2]  complications that may occur during creation of self sealing valvular sclero corneal tunnel incision which is made in SICS and PHAKOEMULSIFICATION. (a) button holing of anterior wall (b) premature entry into anterior chamber (c)scleral disinsertion.(q)= NOTE; if any of these occur the dissection at that site is abandoned and dissection is started at new site.

3] injury to cornea which leads to post oprative corneal edema.

Q] Which of following do not predispose to post operative corneal edema?

a)intraop mechanical endothelial trauma from instruments

b) prolonged postoperative elevation of  IOP

c) incomplete removal of the viscoelastic substance

d) none

ANS; [C] incomplete removal of viscoelastic substance do not lead to corneal endothelial loss. so it will not lead to post op corneal edema. [ref ; OPTHALMOLOGY REVIEW, YANOFF 2ND ed page 49]

4] IRIS INJURY and IRIDODIALYSIS and intraop IRIS PROLAPSE. CAUSES OF INTRAOP IRIS PROLAPSE (a) entering anterior chamber too posteriorly near iris root  (b) patient use of systemic tamsulosin for their urinary problem (c) impending choroidal effusion or expulsive hemorrhage.

5] anterior capsulorhexis : if a small capsulorhexis is made it predisposes to (A) posterior capsular tear and nuclear drop (B) zonular dehiscence. [ khurana 4thed page 198]

NOTE: deep anterior chmber should be maintained during anterior capsulorhexis which prevents tension on anterior zonules and there by prevents zonular dehiscence. it also prevents radial tear in ant capsule during capsulorhexis.
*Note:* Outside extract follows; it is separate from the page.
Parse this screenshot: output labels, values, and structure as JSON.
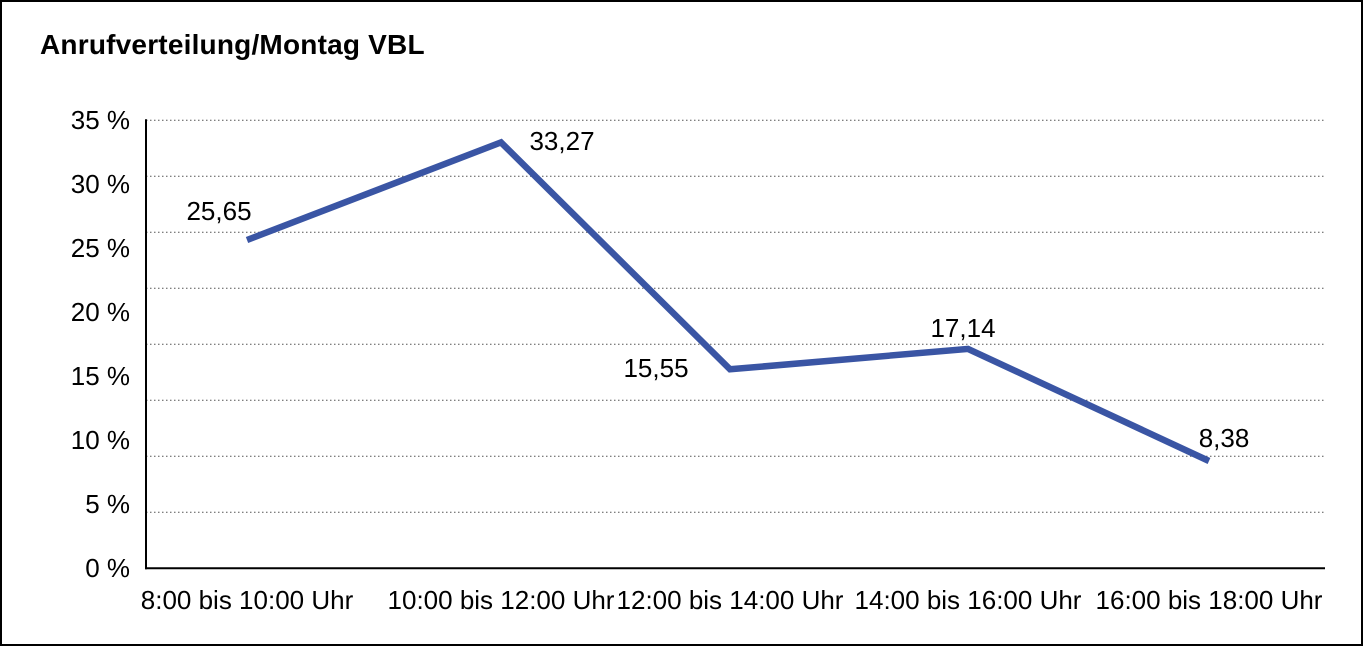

6] POSTERIOR CAPSULAR RUPTURE; As posterior capsule is removed in ICCE so it can never occur in ICCE [PGI 95]. it can lead to nuclear drop into posterior vitrous especially in PHACOEMULSIFICATION. It can also lead to posterior loss of lens fragments.

MANAGEMENT; If nuclear drop occurs it should be managed by vitroretinal surgeon.
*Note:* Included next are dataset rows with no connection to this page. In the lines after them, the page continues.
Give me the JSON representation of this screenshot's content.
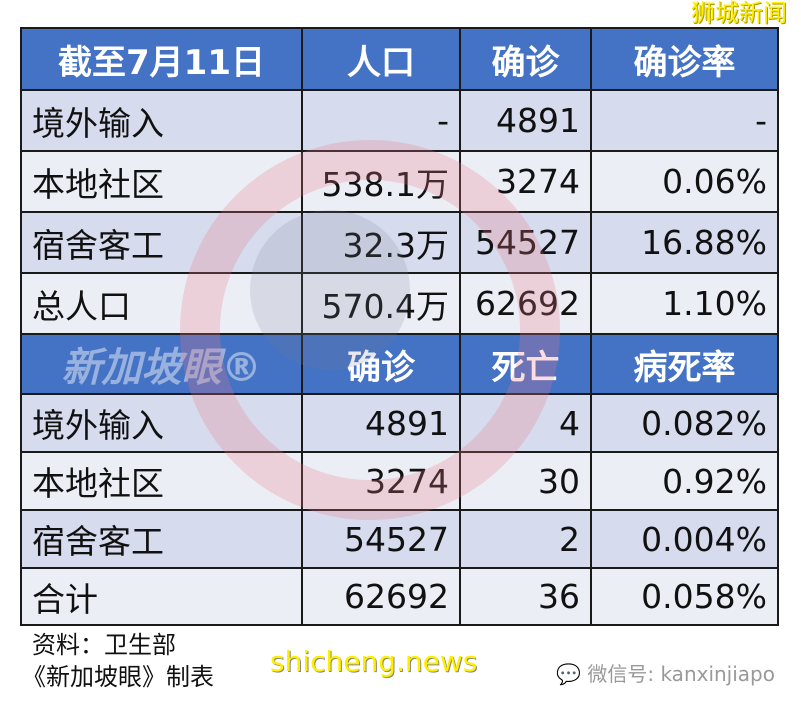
{
  "table1": {
    "header": [
      "截至7月11日",
      "人口",
      "确诊",
      "确诊率"
    ],
    "rows": [
      [
        "境外输入",
        "-",
        "4891",
        "-"
      ],
      [
        "本地社区",
        "538.1万",
        "3274",
        "0.06%"
      ],
      [
        "宿舍客工",
        "32.3万",
        "54527",
        "16.88%"
      ],
      [
        "总人口",
        "570.4万",
        "62692",
        "1.10%"
      ]
    ]
  },
  "table2": {
    "header": [
      "",
      "确诊",
      "死亡",
      "病死率"
    ],
    "rows": [
      [
        "境外输入",
        "4891",
        "4",
        "0.082%"
      ],
      [
        "本地社区",
        "3274",
        "30",
        "0.92%"
      ],
      [
        "宿舍客工",
        "54527",
        "2",
        "0.004%"
      ],
      [
        "合计",
        "62692",
        "36",
        "0.058%"
      ]
    ]
  },
  "colors": {
    "header": "#4472c4",
    "row_dark": "#cfd5ea",
    "row_light": "#e9ebf5"
  },
  "watermark": "新加坡眼®",
  "logo": "狮城新闻",
  "source": "资料：卫生部",
  "made_by": "《新加坡眼》制表",
  "wechat": "微信号: kanxinjiapo",
  "site": "shicheng.news"
}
Q] What will u do if a lens remnant is noted in the inferior vitrous compartment postoperatively in a “quiet  eye” ? if signs of inflamation is absent as here then patient can be followed up with topical steroids as the lens material will get absorbed with time . [ref; opthalmology review ,yanoff, page61]. if signs of inflamation is present it shows impending phacoanaphylactic endopthalmitis or phacolytic glaucoma.